“Inferno Orwelliano”: China quer implantar sistema de crédito para avaliar seus cidadãos enquanto humanos
Até 2020, o governo chinês quer implementar o Social Credit Score (SCS), um controverso sistema de crédito social para avaliar todos os cidadãos do país.
A ideia é simples: cada pessoa irá receber uma pontuação, que fica disponível para que todos possam vê-la. A “nota” se baseia no comportamento social de cada um, ou seja, através dos seus gastos, pagamento de contas ou interações sociais e será a base que determina a fiabilidade de uma pessoa, que também será classificada publicamente.
O conceito apareceu pela primeira vez num documento do Conselho de Estado chinês, publicado em junho de 2014, e parece uma história saída de um livro de George Orwell, já que a “nota” afeta diretamente as pessoas em questões como elegibilidade para empregos, hipotecas de casas e as escolas dos filhos.
O governo quer o “serviço” disponível a partir de 2020, mas já iniciou uma implementação voluntária, em parceria com várias empresas privadas, para entender os detalhes algorítmicos necessários para que o sistema funcione em uma escala maior.
Milhões de dados
Nas empresas parceiras estão incluídos, por exemplo, a China Rapid Finance, parceira da rede social Tencent, a maior da China, e a Sesame Credit, uma subsidiária da empresa afiliada Alibaba Ant Financial Services Group (AFSG).
Ambas têm acesso a enormes quantidades de dados: a primeira através do aplicativo WeChat, atualmente com 850 milhões de utilizadores ativos, e a segunda através do serviço de pagamentos AliPay.

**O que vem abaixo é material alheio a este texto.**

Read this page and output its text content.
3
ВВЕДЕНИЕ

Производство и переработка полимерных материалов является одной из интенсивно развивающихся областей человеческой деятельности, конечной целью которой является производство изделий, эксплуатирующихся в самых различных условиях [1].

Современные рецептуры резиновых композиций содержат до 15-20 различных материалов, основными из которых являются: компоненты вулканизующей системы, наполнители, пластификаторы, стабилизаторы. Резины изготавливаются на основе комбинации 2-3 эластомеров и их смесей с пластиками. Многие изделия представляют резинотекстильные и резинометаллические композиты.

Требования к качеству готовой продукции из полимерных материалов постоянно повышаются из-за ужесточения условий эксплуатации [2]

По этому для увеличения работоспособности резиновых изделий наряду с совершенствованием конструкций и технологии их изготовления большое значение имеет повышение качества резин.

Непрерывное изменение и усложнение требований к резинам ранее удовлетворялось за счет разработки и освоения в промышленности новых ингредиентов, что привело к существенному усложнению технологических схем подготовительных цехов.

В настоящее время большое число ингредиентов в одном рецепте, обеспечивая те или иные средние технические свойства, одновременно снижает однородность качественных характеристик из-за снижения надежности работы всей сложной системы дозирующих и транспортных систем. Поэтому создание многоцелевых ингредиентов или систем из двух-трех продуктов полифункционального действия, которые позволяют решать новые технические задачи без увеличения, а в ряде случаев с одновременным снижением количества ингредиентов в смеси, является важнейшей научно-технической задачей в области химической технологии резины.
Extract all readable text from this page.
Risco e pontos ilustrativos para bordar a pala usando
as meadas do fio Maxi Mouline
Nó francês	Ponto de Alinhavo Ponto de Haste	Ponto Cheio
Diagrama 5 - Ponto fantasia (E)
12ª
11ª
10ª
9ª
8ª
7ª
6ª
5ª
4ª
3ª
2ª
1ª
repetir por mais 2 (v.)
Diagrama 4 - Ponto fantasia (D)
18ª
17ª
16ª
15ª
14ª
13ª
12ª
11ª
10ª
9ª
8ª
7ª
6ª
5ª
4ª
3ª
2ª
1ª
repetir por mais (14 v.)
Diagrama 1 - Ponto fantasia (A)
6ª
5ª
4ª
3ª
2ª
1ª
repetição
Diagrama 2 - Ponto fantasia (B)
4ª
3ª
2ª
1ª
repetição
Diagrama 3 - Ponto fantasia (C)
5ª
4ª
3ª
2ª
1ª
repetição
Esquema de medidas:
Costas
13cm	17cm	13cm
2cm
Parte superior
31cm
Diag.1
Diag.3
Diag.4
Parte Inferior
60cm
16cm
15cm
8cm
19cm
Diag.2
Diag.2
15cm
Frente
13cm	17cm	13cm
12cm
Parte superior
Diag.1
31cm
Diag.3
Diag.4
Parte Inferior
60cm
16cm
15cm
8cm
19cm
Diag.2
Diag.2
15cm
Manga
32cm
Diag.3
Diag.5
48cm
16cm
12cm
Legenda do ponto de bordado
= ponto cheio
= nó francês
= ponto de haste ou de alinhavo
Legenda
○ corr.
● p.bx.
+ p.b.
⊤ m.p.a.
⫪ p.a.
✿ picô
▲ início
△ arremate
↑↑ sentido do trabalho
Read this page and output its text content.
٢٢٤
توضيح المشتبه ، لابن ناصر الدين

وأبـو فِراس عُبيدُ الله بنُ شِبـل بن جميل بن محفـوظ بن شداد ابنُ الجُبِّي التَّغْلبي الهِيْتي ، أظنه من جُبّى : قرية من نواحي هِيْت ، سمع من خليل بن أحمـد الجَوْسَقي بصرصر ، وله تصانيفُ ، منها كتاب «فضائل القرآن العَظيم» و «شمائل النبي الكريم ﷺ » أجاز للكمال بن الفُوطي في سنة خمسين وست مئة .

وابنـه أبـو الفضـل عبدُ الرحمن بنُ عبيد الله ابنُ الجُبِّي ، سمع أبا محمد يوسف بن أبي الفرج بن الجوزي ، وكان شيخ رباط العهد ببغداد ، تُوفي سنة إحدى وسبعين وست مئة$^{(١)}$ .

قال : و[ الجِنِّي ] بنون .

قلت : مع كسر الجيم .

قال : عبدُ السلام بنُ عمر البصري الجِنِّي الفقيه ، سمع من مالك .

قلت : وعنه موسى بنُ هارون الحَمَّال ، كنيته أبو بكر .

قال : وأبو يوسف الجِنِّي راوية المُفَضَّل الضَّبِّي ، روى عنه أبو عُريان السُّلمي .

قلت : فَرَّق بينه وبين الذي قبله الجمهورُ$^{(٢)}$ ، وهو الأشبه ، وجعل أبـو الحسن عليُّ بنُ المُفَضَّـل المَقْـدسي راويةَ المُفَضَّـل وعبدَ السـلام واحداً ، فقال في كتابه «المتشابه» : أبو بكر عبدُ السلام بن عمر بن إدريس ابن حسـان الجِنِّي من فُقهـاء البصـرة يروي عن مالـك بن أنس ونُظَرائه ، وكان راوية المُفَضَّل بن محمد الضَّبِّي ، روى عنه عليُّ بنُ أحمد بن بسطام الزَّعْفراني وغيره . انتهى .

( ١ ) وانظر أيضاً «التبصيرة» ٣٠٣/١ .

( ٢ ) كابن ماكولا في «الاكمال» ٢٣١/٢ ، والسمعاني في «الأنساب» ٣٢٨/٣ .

O Social Credit Score da Tencent já tem uma pontuação definida: um indivíduo atinge um intervalo entre 300 e 850 pontos e é dividida em cinco subcategorias: conexões sociais, comportamento de consumo, segurança, riqueza e conformidade.
A justificação para o uso deste sistema é a melhoria de alguns dos serviços do Estado, com alguns defensores da ideia a argumentar que daria aos cidadãos chineses o acesso necessário aos serviços financeiros.
No entanto, a questão crucial sobre o SCS é que vai além da capacidade de gerir dívidas da população. A verdade é que o programa vai atribuir uma “nota” às pessoas.
Controle absoluto
A iniciativa já provocou muitas críticas por todo o mundo. Exemplo disso é a opinião de Anurag Lal, CEO da empresa Infinite Convergence Solutions e ex-diretor da National Broadband Task Force no Governo de Barack Obama, em entrevista ao Futurism.
“A nota social proposta pela China é uma reafirmação absoluta de que o país continua a avançar para ser um estado policial completo”, afirmou. “Estão dando um passo a frente para se tornar não só um estado policial totalitário que controla a sua população, mas também que nega completamente a privacidade dos cidadãos”.
“Todas as formas de atividade e interações, online ou de qualquer outra forma, serão avaliadas, disponíveis para exibição de todos e armazenadas como dados”, acrescenta.
Por sua vez, o diretor de tecnologia da Sesame Credit, Li Yingyun, admitiu que uma pessoa poderá ser julgada até mesmo pelas compras que faz. “Alguém que joga videogames durante dez horas por dia, por exemplo, seria considerada uma pessoa preguiçosa”, disse.
“Já alguém que compra fraldas regularmente seria provavelmente considerado um pai de família, o que, comparativamente, lhe daria um maior sentido de responsabilidade”, acrescentou.
Apesar de admitir a falta de privacidade, Li vê a ideia como algo muito positivo porque as pessoas seriam estimuladas a assumir uma maior responsabilidade com seus hábitos de vida e de gastos, para conseguir uma nota positiva, ou seja, se tornar “confiável”.
China acabará prejudicada
Como seria de esperar, Lal discorda. “As pessoas fazem tantas coisas diferentes por tantos motivos diferentes que se o contexto não é considerado pode ser mal interpretado“, afirma.
“Alguém pode jogar videogames durante dez horas e o algoritmo pode deixar passar a verdadeira razão pela qual isso acontece. Talvez seja um engenheiro que está precisamente testando os jogos. Esse alguém será automaticamente taxado como uma pessoa preguiçosa quando, na realidade, está apenas fazendo o seu trabalho”, exemplifica.
Lal não acredita que a ideia possa resultar a longo prazo. “No mundo livre, isto nunca se encaixará. Se são suficientemente ingênuos para implementar o sistema, só acabará por prejudicar a credibilidade da China em uma escala regional e global”, pondera.
“As empresas tecnológicas que trabalham no país já estão frustradas o suficiente devido às imensas restrições a que são sujeitas quando se trata de políticas de tecnologia e criptografia – isto só fará aumentar a frustração”, conclui.